Qual é o prazo-limite para alguém ser escolhido o líder desse projeto? Os prazos são dados pelo calendário eleitoral, mas essa decisão esdrúxula que recolocou o Lula na disputa deixou o quadro mais claro e acelerou o timing. Todos sabem agora que o PT não é aquele do Haddad, que põe cílio postiço e diz que é bom moço. O próximo passo é representar a voz de uma parcela enorme da sociedade que não vai nem com o Lula nem com o Bolsonaro. Há uma demanda e uma pressão da sociedade para que esse campo já esteja melhor identificado e tem uma força condutora que está levando para uma unidade. Só que ninguém pode se sentar à mesa dizendo que já é candidato. Todos têm de entrar desarmados.
Seu partido, o DEM, que tem até ministros no governo, encamparia uma candidatura contra Bolsonaro? O DEM é um reflexo da sociedade. A sociedade está fatiada, todos os partidos estão assim. Vai chegar uma hora em que todos os partidos terão pessoas que vão sair por se identificarem mais com o Lula ou com o Bolsonaro. É para isso que existe a janela partidária.

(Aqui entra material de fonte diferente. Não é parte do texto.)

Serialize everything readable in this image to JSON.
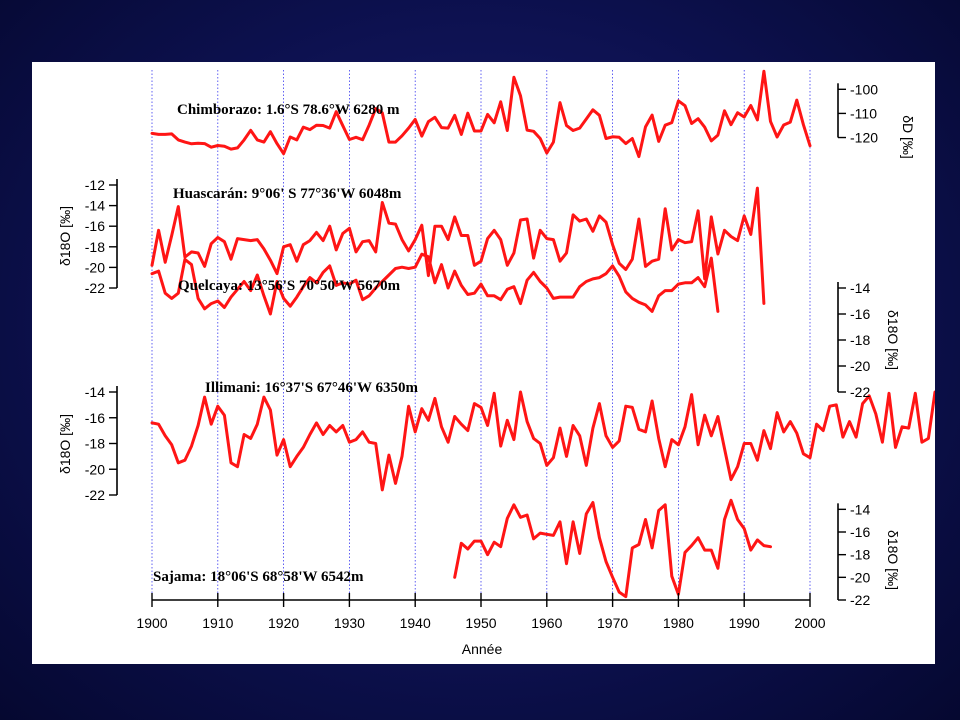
{
  "chart_data": {
    "type": "line",
    "xlabel": "Année",
    "xlim": [
      1900,
      2000
    ],
    "x_ticks": [
      1900,
      1910,
      1920,
      1930,
      1940,
      1950,
      1960,
      1970,
      1980,
      1990,
      2000
    ],
    "series": [
      {
        "name": "Chimborazo: 1.6°S 78.6°W 6280 m",
        "axis_side": "right",
        "axis_label": "δD [‰]",
        "ylim": [
          -126,
          -92
        ],
        "y_ticks": [
          -100,
          -110,
          -120
        ],
        "x_start": 1900,
        "values": [
          -118.3,
          -118.7,
          -118.7,
          -118.5,
          -121,
          -121.9,
          -122.6,
          -122.4,
          -122.5,
          -124,
          -123.3,
          -123.6,
          -124.8,
          -124.3,
          -121,
          -117,
          -121,
          -121.9,
          -117.6,
          -122.5,
          -126.7,
          -119.8,
          -121,
          -115.7,
          -116.7,
          -114.9,
          -115,
          -116.1,
          -109.3,
          -115.1,
          -120.8,
          -119.9,
          -120.9,
          -114.9,
          -108,
          -109.8,
          -121.9,
          -121.9,
          -119.3,
          -116.1,
          -112.5,
          -119.4,
          -113.4,
          -111.6,
          -115.9,
          -116.1,
          -110.8,
          -118.7,
          -109.9,
          -117.3,
          -117.3,
          -110.4,
          -113.9,
          -105.2,
          -117.1,
          -95,
          -102.7,
          -116.9,
          -117.4,
          -120.4,
          -126.4,
          -121.9,
          -105.5,
          -115,
          -117.1,
          -116.1,
          -112.3,
          -108.5,
          -110.8,
          -120.4,
          -119.7,
          -119.9,
          -122.5,
          -120.4,
          -127.9,
          -115.6,
          -110.7,
          -121.6,
          -114.9,
          -113.8,
          -104.8,
          -106.8,
          -114.2,
          -112.2,
          -115.7,
          -121.4,
          -119,
          -108.9,
          -114.7,
          -109.7,
          -111.5,
          -106.7,
          -112.7,
          -92.5,
          -113.3,
          -119.8,
          -114.8,
          -113.6,
          -104.5,
          -114.7,
          -123.4
        ]
      },
      {
        "name": "Huascarán: 9°06' S 77°36'W 6048m",
        "axis_side": "left",
        "axis_label": "δ18O [‰]",
        "ylim": [
          -22,
          -12
        ],
        "y_ticks": [
          -12,
          -14,
          -16,
          -18,
          -20,
          -22
        ],
        "x_start": 1900,
        "values": [
          -19.8,
          -16.4,
          -19.5,
          -16.9,
          -14.1,
          -19,
          -18.5,
          -18.6,
          -19.9,
          -17.7,
          -17.1,
          -17.5,
          -19.2,
          -17.2,
          -17.3,
          -17.4,
          -17.3,
          -18.2,
          -19.3,
          -20.6,
          -18,
          -17.8,
          -19.4,
          -17.8,
          -17.4,
          -16.6,
          -17.4,
          -16,
          -18.3,
          -16.7,
          -16.2,
          -18.5,
          -17.5,
          -17.4,
          -18.5,
          -13.7,
          -15.7,
          -15.8,
          -17.3,
          -18.4,
          -17.3,
          -15.9,
          -20.8,
          -16,
          -16,
          -17.3,
          -15.1,
          -16.9,
          -16.9,
          -19.8,
          -19.4,
          -17.2,
          -16.4,
          -17.3,
          -19.8,
          -18.6,
          -15.4,
          -15.3,
          -19.1,
          -16.4,
          -17.2,
          -17.3,
          -19.4,
          -18.6,
          -14.9,
          -15.5,
          -15.3,
          -16.5,
          -15,
          -15.6,
          -17.8,
          -19.6,
          -20.2,
          -19.2,
          -15.3,
          -19.9,
          -19.4,
          -19.2,
          -14.3,
          -18.3,
          -17.3,
          -17.6,
          -17.5,
          -14.5,
          -21.1,
          -15.1,
          -18.7,
          -16.4,
          -17,
          -17.4,
          -15,
          -16.8,
          -12.3,
          -23.5
        ]
      },
      {
        "name": "Quelcaya: 13°56'S 70°50'W 5670m",
        "axis_side": "right",
        "axis_label": "δ18O [‰]",
        "ylim": [
          -22,
          -14
        ],
        "y_ticks": [
          -14,
          -16,
          -18,
          -20,
          -22
        ],
        "x_start": 1900,
        "values": [
          -12.9,
          -12.7,
          -14.4,
          -14.8,
          -14.4,
          -11.8,
          -12.2,
          -14.8,
          -15.6,
          -15.2,
          -15,
          -15.5,
          -14.7,
          -14.1,
          -13.5,
          -14.2,
          -13,
          -14.6,
          -16,
          -13.5,
          -14.8,
          -15.4,
          -14.7,
          -13.9,
          -13.2,
          -13.6,
          -12.8,
          -12.3,
          -13.8,
          -13.6,
          -13.7,
          -13.4,
          -14.9,
          -14.6,
          -14,
          -13.5,
          -13,
          -12.5,
          -12.4,
          -12.5,
          -12.4,
          -11.4,
          -11.6,
          -13.6,
          -12.2,
          -14,
          -12.7,
          -13.8,
          -14.5,
          -14.4,
          -13.7,
          -14.6,
          -14.6,
          -14.9,
          -14.1,
          -13.9,
          -15.2,
          -13.4,
          -12.8,
          -13.5,
          -14,
          -14.8,
          -14.7,
          -14.7,
          -14.7,
          -13.9,
          -13.5,
          -13.3,
          -13.2,
          -12.9,
          -12.3,
          -13.1,
          -14.3,
          -14.8,
          -15.1,
          -15.3,
          -15.8,
          -14.6,
          -14.2,
          -14.2,
          -13.7,
          -13.6,
          -13.6,
          -13.2,
          -13.9,
          -11.7,
          -15.8
        ]
      },
      {
        "name": "Illimani: 16°37'S 67°46'W 6350m",
        "axis_side": "left",
        "axis_label": "δ18O [‰]",
        "ylim": [
          -22,
          -14
        ],
        "y_ticks": [
          -14,
          -16,
          -18,
          -20,
          -22
        ],
        "x_start": 1900,
        "values": [
          -16.4,
          -16.5,
          -17.4,
          -18.1,
          -19.5,
          -19.3,
          -18.2,
          -16.6,
          -14.4,
          -16.5,
          -15.1,
          -15.8,
          -19.5,
          -19.8,
          -17.3,
          -17.6,
          -16.5,
          -14.4,
          -15.4,
          -18.9,
          -17.7,
          -19.8,
          -19,
          -18.3,
          -17.3,
          -16.4,
          -17.3,
          -16.6,
          -17.1,
          -16.6,
          -17.9,
          -17.7,
          -17.1,
          -17.9,
          -18,
          -21.6,
          -18.9,
          -21.1,
          -19,
          -15.1,
          -17.1,
          -15.3,
          -16.2,
          -14.5,
          -16.7,
          -17.9,
          -15.9,
          -16.5,
          -17,
          -14.9,
          -15.2,
          -16.6,
          -14.1,
          -18.2,
          -16.2,
          -17.7,
          -14,
          -16.3,
          -17.6,
          -18,
          -19.7,
          -19.1,
          -16.8,
          -19,
          -16.6,
          -17.4,
          -19.7,
          -16.8,
          -14.9,
          -17.4,
          -18.3,
          -17.8,
          -15.1,
          -15.2,
          -16.9,
          -17.1,
          -14.7,
          -17.6,
          -19.8,
          -17.7,
          -18.1,
          -16.7,
          -14.2,
          -18.1,
          -15.8,
          -17.4,
          -15.9,
          -18.4,
          -20.8,
          -19.8,
          -18,
          -18,
          -19.3,
          -17,
          -18.4,
          -15.6,
          -17.1,
          -16.3,
          -17.2,
          -18.8,
          -19.1,
          -16.5,
          -17,
          -15.1,
          -15,
          -17.5,
          -16.3,
          -17.5,
          -14.9,
          -14.3,
          -15.7,
          -17.9,
          -14.1,
          -18.3,
          -16.7,
          -16.8,
          -14.1,
          -17.9,
          -17.6,
          -14,
          -15
        ]
      },
      {
        "name": "Sajama: 18°06'S 68°58'W 6542m",
        "axis_side": "right",
        "axis_label": "δ18O [‰]",
        "ylim": [
          -22,
          -13
        ],
        "y_ticks": [
          -14,
          -16,
          -18,
          -20,
          -22
        ],
        "x_start": 1946,
        "values": [
          -20,
          -17,
          -17.5,
          -16.8,
          -16.8,
          -18,
          -16.9,
          -17.3,
          -14.8,
          -13.6,
          -14.7,
          -14.5,
          -16.6,
          -16.1,
          -16.2,
          -16.3,
          -15.1,
          -18.8,
          -15.1,
          -17.9,
          -14.4,
          -13.4,
          -16.5,
          -18.6,
          -20,
          -21.3,
          -21.7,
          -17.4,
          -17.1,
          -14.9,
          -17.4,
          -14.1,
          -13.6,
          -19.9,
          -21.5,
          -17.8,
          -17.2,
          -16.5,
          -17.6,
          -17.6,
          -19.2,
          -14.9,
          -13.2,
          -14.9,
          -15.7,
          -17.6,
          -16.7,
          -17.2,
          -17.3
        ]
      }
    ]
  }
}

“Se o Brasil continuar errando, vai parir novas cepas. Estamos jogando uma loteria biológica perversa. Para a frente, temos um ponto de interrogação. Para trás, o cheiro é de terra de cemitério”

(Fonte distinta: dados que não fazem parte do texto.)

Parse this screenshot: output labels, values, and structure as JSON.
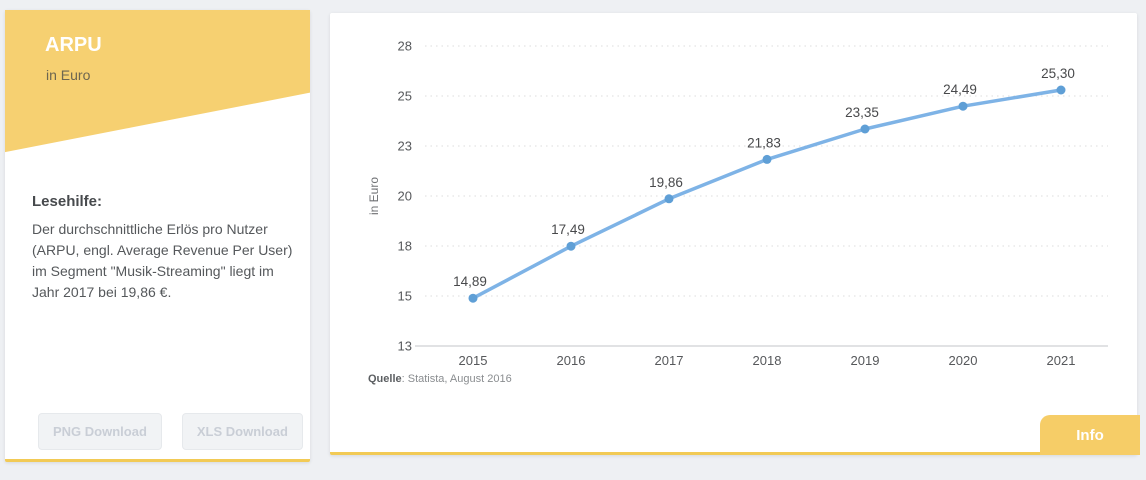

Há nomes na esquerda com quem é possível somar forças? Há pontos que são comuns com os governadores do Nordeste e com o Guilherme Boulos, do PSOL, por exemplo. Todos são defensores da democracia e estão antenados com o meio ambiente. Agora, quando chegam à responsabilidade fiscal, no papel que o Estado deve ter, começam a surgir diferenças muito assimétricas na visão dos dados e da sociedade. Eu sou um debatedor franco e que defende suas posições, sou respeitoso, mas existe uma distância importante entre isso e a unificação de pessoas com pensamentos diametralmente opostos sobre questões tão importantes.
Isso inviabiliza uma aliança com Ciro Gomes? Não sei. Observo o Ciro há muitos anos na vida pública. É um homem que defende suas opiniões com veemência, mas não sei se ele tem esse desprendimento para enxergar o todo que está no entorno. Não sei se ele tem o primeiro pré-requisito, que é se despir das suas certezas e vaidades pessoais. Estamos na expectativa para que ele sinalize algo nesse sentido.

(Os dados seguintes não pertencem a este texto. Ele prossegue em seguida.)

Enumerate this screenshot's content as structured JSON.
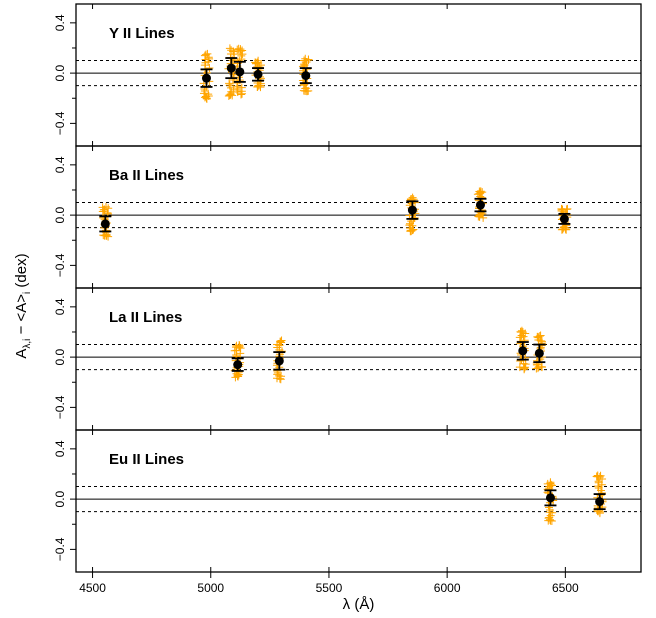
{
  "chart_data": {
    "type": "scatter",
    "xlabel": "λ (Å)",
    "ylabel": "A",
    "ylabel_sub": "λ,i",
    "ylabel_mid": " − <A>",
    "ylabel_sub2": "i",
    "ylabel_tail": " (dex)",
    "xlim": [
      4430,
      6820
    ],
    "ylim": [
      -0.58,
      0.55
    ],
    "x_ticks": [
      4500,
      5000,
      5500,
      6000,
      6500
    ],
    "x_tick_labels": [
      "4500",
      "5000",
      "5500",
      "6000",
      "6500"
    ],
    "y_ticks": [
      -0.4,
      0.0,
      0.4
    ],
    "y_tick_labels": [
      "−0.4",
      "0.0",
      "0.4"
    ],
    "y_minor_ticks": [
      -0.2,
      0.2
    ],
    "reference_lines": {
      "solid": 0.0,
      "dashed": [
        0.1,
        -0.1
      ]
    },
    "colors": {
      "scatter": "#FFA500",
      "mean": "#000000",
      "axis": "#000000"
    },
    "panels": [
      {
        "title": "Y II Lines",
        "lines": [
          {
            "wavelength": 4982,
            "mean": -0.04,
            "err": 0.07,
            "spread_min": -0.22,
            "spread_max": 0.16
          },
          {
            "wavelength": 5087,
            "mean": 0.04,
            "err": 0.08,
            "spread_min": -0.2,
            "spread_max": 0.2
          },
          {
            "wavelength": 5123,
            "mean": 0.01,
            "err": 0.08,
            "spread_min": -0.18,
            "spread_max": 0.22
          },
          {
            "wavelength": 5200,
            "mean": -0.01,
            "err": 0.05,
            "spread_min": -0.12,
            "spread_max": 0.1
          },
          {
            "wavelength": 5402,
            "mean": -0.02,
            "err": 0.06,
            "spread_min": -0.16,
            "spread_max": 0.12
          }
        ]
      },
      {
        "title": "Ba II Lines",
        "lines": [
          {
            "wavelength": 4554,
            "mean": -0.07,
            "err": 0.06,
            "spread_min": -0.18,
            "spread_max": 0.07
          },
          {
            "wavelength": 5853,
            "mean": 0.04,
            "err": 0.07,
            "spread_min": -0.14,
            "spread_max": 0.15
          },
          {
            "wavelength": 6141,
            "mean": 0.08,
            "err": 0.05,
            "spread_min": -0.03,
            "spread_max": 0.2
          },
          {
            "wavelength": 6496,
            "mean": -0.03,
            "err": 0.04,
            "spread_min": -0.12,
            "spread_max": 0.06
          }
        ]
      },
      {
        "title": "La II Lines",
        "lines": [
          {
            "wavelength": 5114,
            "mean": -0.06,
            "err": 0.05,
            "spread_min": -0.17,
            "spread_max": 0.1
          },
          {
            "wavelength": 5290,
            "mean": -0.03,
            "err": 0.07,
            "spread_min": -0.18,
            "spread_max": 0.14
          },
          {
            "wavelength": 6320,
            "mean": 0.05,
            "err": 0.07,
            "spread_min": -0.1,
            "spread_max": 0.22
          },
          {
            "wavelength": 6390,
            "mean": 0.03,
            "err": 0.07,
            "spread_min": -0.1,
            "spread_max": 0.18
          }
        ]
      },
      {
        "title": "Eu II Lines",
        "lines": [
          {
            "wavelength": 6437,
            "mean": 0.01,
            "err": 0.06,
            "spread_min": -0.18,
            "spread_max": 0.14
          },
          {
            "wavelength": 6645,
            "mean": -0.02,
            "err": 0.06,
            "spread_min": -0.12,
            "spread_max": 0.2
          }
        ]
      }
    ]
  }
}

O senhor convidou Luciano Huck para entrar no DEM. Por quê? Estamos numa sociedade plural. Outro dia veio o nome da Luiza Trajano, que não está filiada a um partido, mas que dá um show de colaboração como cidadã. Os partidos têm de abrir as portas. Apresentadores de televisão e jornalistas são parte da sociedade e têm uma visão muito privilegiada por estarem em veículos de comunicação. O momento de decidir participar da vida do Brasil é quando uma voz de foro íntimo chama. Se ele tiver esse chamado e vier para o DEM, ótimo. Mas, se for para outro partido dessa nossa força, farei campanha do mesmo jeito.